Sans évoquer le cas particulier de France 3 et France Bleu, Sibyle Veil avait pourtant dit, en juin 2022, tout le mal qu'elle pensait d'une fusion entre France Télévisions et Radio France. "Je ne suis pas favorable à cette fusion", déclarait-elle, en réponse à un projet d'intention de la ministre de la Culture, Rima Abdul Malak. "Radio France et France Télévisions n'ont pas du tout les mêmes enjeux stratégiques. Ce sont deux marchés différents, des usages différents", justifiait Sibyle Veil. "Nos modèles de production ne coïncident pas : la radio est un média sobre qui produit tous ses contenus en interne, la télé achète une grande partie de ses programmes à l'extérieur. Ce n'est pas Radio France qui va aider France Télévisions à résister à Netflix ni France Télévisions qui nous aiderait face à Spotify", arguait-elle ensuite.
Ce projet de fusion est-il alors un gage vis-à-vis du gouvernement à l'heure où les incertitudes autour du financement de l'audiovisuel public se font jour ? Il n'est en tout cas pas de nature à rassurer les salariés des deux médias de proximité.
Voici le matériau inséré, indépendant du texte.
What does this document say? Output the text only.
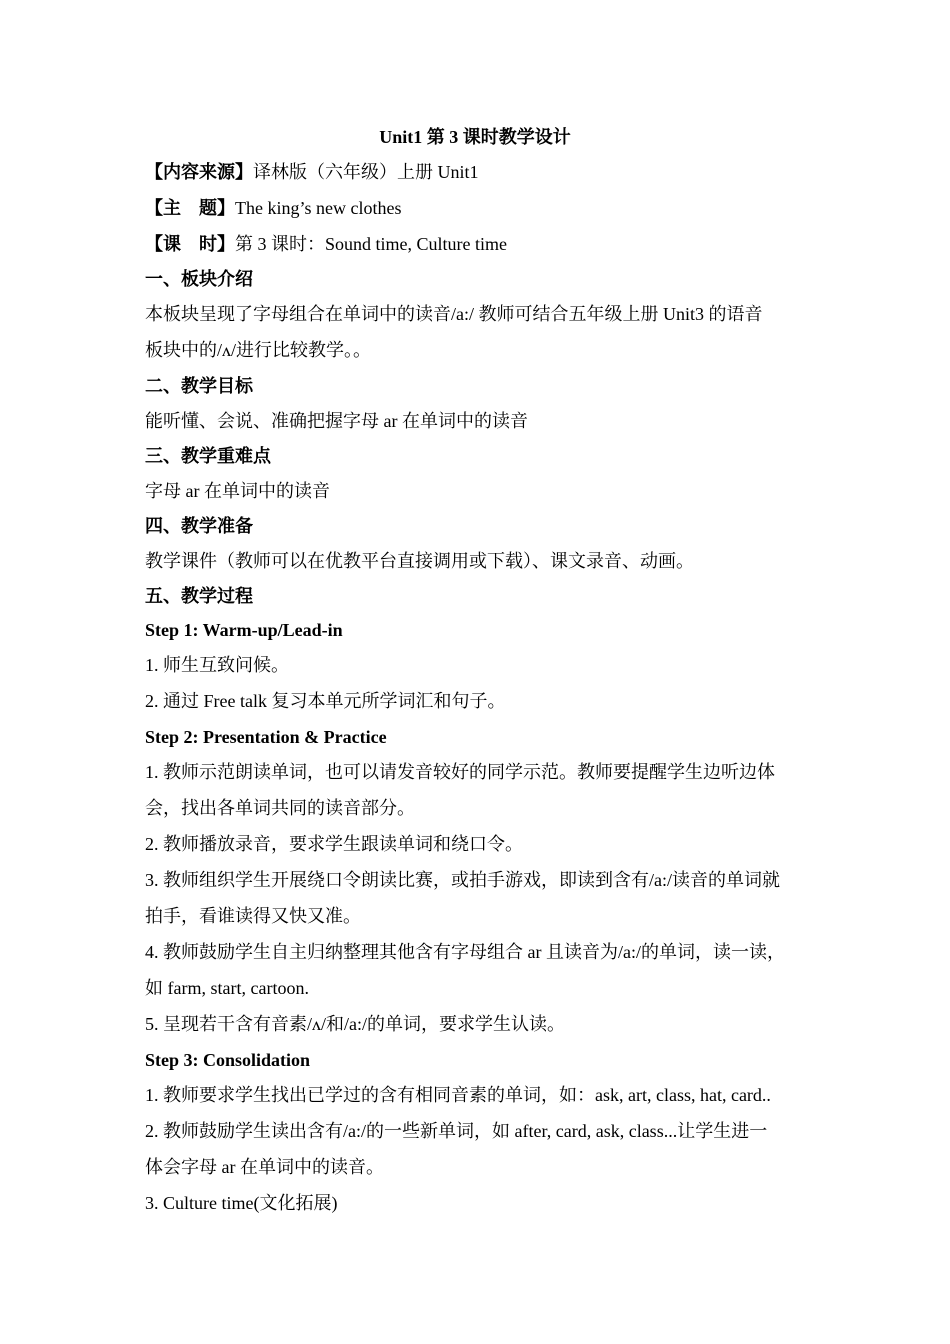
Unit1 第 3 课时教学设计
【内容来源】译林版（六年级）上册 Unit1
【主　题】The king’s new clothes
【课　时】第 3 课时：Sound time, Culture time
一、板块介绍
本板块呈现了字母组合在单词中的读音/a:/ 教师可结合五年级上册 Unit3 的语音
板块中的/ʌ/进行比较教学。。
二、教学目标
能听懂、会说、准确把握字母 ar 在单词中的读音
三、教学重难点
字母 ar 在单词中的读音
四、教学准备
教学课件（教师可以在优教平台直接调用或下载）、课文录音、动画。
五、教学过程
Step 1: Warm-up/Lead-in
1. 师生互致问候。
2. 通过 Free talk 复习本单元所学词汇和句子。
Step 2: Presentation & Practice
1. 教师示范朗读单词，也可以请发音较好的同学示范。教师要提醒学生边听边体
会，找出各单词共同的读音部分。
2. 教师播放录音，要求学生跟读单词和绕口令。
3. 教师组织学生开展绕口令朗读比赛，或拍手游戏，即读到含有/a:/读音的单词就
拍手，看谁读得又快又准。
4. 教师鼓励学生自主归纳整理其他含有字母组合 ar 且读音为/a:/的单词，读一读，
如 farm, start, cartoon.
5. 呈现若干含有音素/ʌ/和/a:/的单词，要求学生认读。
Step 3: Consolidation
1. 教师要求学生找出已学过的含有相同音素的单词，如：ask, art, class, hat, card..
2. 教师鼓励学生读出含有/a:/的一些新单词，如 after, card, ask, class...让学生进一
体会字母 ar 在单词中的读音。
3. Culture time(文化拓展)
Dans un communiqué commun, publié ce vendredi 10 février 2023, le Syndicat national des journalistes (SNJ) de France Télévisions et celui de Radio France confirment l'existence de cette feuille de route, datée du 1er février 2023. Ils dénoncent de concert "un projet de fusion inacceptable" "nourri d'obsessions politiques et d'incantations managériales" et alertent sur "les dégâts éditoriaux et sociaux liés à la mise en oeuvre d'une telle réforme", anticipant "les économies budgétaires, la réduction de l'offre, les suppressions d'emplois et la dégradation des conditions de travail".
"Côté France Télévisions, le lancement de l'acte 2 de franceinfo: fait écho au projet Tempo. Le mirage des moyens supplémentaires pour les stations régionales de France 3 s'estompe : pour la direction, l'avenir des régions de France 3 passerait par une rationalisation, plus de polyvalence et une fusion avec France Bleu", enrage le SNJ. Côté Radio France, le syndicat réclame, en particulier, "plus de liberté éditoriale locale, plus d'autonomie, plus de moyens et un cadre éditorial cohérent et ambitieux", écrit-il, dénonçant "le total décalage" de la direction de France Bleu, bientôt incarnée par la transfuge de BFMTV, Céline Pigalle, avec les souhaits des équipes en souffrance.
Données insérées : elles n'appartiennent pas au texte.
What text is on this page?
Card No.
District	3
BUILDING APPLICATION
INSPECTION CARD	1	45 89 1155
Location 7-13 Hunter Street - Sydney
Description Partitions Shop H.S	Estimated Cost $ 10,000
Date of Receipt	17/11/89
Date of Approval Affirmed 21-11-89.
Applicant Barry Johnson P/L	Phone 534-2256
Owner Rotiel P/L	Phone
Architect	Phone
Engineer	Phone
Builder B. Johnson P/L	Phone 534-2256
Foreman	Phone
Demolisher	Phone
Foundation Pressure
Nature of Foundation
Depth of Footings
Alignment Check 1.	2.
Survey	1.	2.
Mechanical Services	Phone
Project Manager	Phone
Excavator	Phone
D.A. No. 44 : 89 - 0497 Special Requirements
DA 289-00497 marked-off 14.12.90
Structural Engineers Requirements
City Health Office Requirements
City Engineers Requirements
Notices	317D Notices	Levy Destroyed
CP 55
La société des journalistes de France Bleu s'est jointe au concert de critiques. Elle a annoncé, dans un communiqué, avoir appris "avec stupeur" la volonté de France Télévisions et de Radio France de "fusionner les antennes locales de France 3 et France Bleu", écrit-elle avant de s'inquiéter de la diminution de l'offre éditoriale dans les années qui viennent : "Quid de la place réelle de France Bleu dans le processus de décision avec une 'direction commune'" ?", s'interroge-t-elle.
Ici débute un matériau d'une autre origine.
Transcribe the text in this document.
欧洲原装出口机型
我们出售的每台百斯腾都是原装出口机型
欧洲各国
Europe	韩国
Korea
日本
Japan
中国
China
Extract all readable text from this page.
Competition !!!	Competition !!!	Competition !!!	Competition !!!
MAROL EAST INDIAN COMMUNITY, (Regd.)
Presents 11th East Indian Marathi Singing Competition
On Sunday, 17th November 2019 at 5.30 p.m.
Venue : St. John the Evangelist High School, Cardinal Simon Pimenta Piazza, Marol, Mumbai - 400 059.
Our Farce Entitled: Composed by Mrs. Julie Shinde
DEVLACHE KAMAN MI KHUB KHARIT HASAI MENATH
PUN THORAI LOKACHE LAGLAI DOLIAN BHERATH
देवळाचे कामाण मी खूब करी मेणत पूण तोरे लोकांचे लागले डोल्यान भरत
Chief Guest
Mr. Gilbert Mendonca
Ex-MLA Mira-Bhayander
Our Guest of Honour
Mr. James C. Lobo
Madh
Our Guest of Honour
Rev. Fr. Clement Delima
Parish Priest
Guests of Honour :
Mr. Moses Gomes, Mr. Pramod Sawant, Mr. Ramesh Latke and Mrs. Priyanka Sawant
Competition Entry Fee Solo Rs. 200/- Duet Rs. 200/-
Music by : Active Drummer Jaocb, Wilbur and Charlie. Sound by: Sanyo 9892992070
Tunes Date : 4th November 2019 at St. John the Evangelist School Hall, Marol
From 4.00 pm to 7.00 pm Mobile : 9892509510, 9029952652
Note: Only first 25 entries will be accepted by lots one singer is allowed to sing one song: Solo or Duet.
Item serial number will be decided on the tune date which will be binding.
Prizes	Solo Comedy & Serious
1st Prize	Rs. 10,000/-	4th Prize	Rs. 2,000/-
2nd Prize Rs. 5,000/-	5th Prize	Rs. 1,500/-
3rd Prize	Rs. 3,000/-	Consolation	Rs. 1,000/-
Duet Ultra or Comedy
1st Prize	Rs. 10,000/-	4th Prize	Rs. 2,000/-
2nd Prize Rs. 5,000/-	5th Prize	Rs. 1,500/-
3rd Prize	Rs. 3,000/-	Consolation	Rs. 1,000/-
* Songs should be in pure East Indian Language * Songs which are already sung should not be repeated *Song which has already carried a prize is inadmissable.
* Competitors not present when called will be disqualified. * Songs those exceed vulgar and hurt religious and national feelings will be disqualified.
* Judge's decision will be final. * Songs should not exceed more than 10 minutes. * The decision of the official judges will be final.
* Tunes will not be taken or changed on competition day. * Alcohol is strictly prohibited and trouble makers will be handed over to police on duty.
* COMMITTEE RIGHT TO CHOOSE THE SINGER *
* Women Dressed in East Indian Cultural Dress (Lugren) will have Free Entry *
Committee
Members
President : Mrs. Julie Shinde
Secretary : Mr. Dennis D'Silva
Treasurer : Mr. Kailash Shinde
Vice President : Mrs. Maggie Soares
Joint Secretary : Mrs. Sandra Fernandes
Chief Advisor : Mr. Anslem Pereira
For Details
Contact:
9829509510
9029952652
Mise à jour mercredi 15 février 2023 à 15h30 : Les directions assurent qu'il n'y a pas de projet de fusion en vue entre France 3 et France Bleu mais des coopérations au coup par coup comme aujourd'hui. L'info ne serait pas concernée. "S'il n'y a pas de projet de fusion aujourd'hui, ce n'est pas pour ça qu'il n'y en aura pas demain", indiquent les syndicats selon "La correspondance de la presse". "C'est une nouvelle transformation violente profonde qu'elles préparent avec des ministères de tutelle prêts à tout pour donner l'impression de la réforme en ne pensant qu'économie. De plus fusionner deux entités de deux entreprises différentes, peut nous faire craindre la création d'une filiale et qui sait de lourds changements conventionnels mettant en péril nos accords collectifs", réagit ce mercredi 15 février le SNJ de France Télévisions dans un communiqué.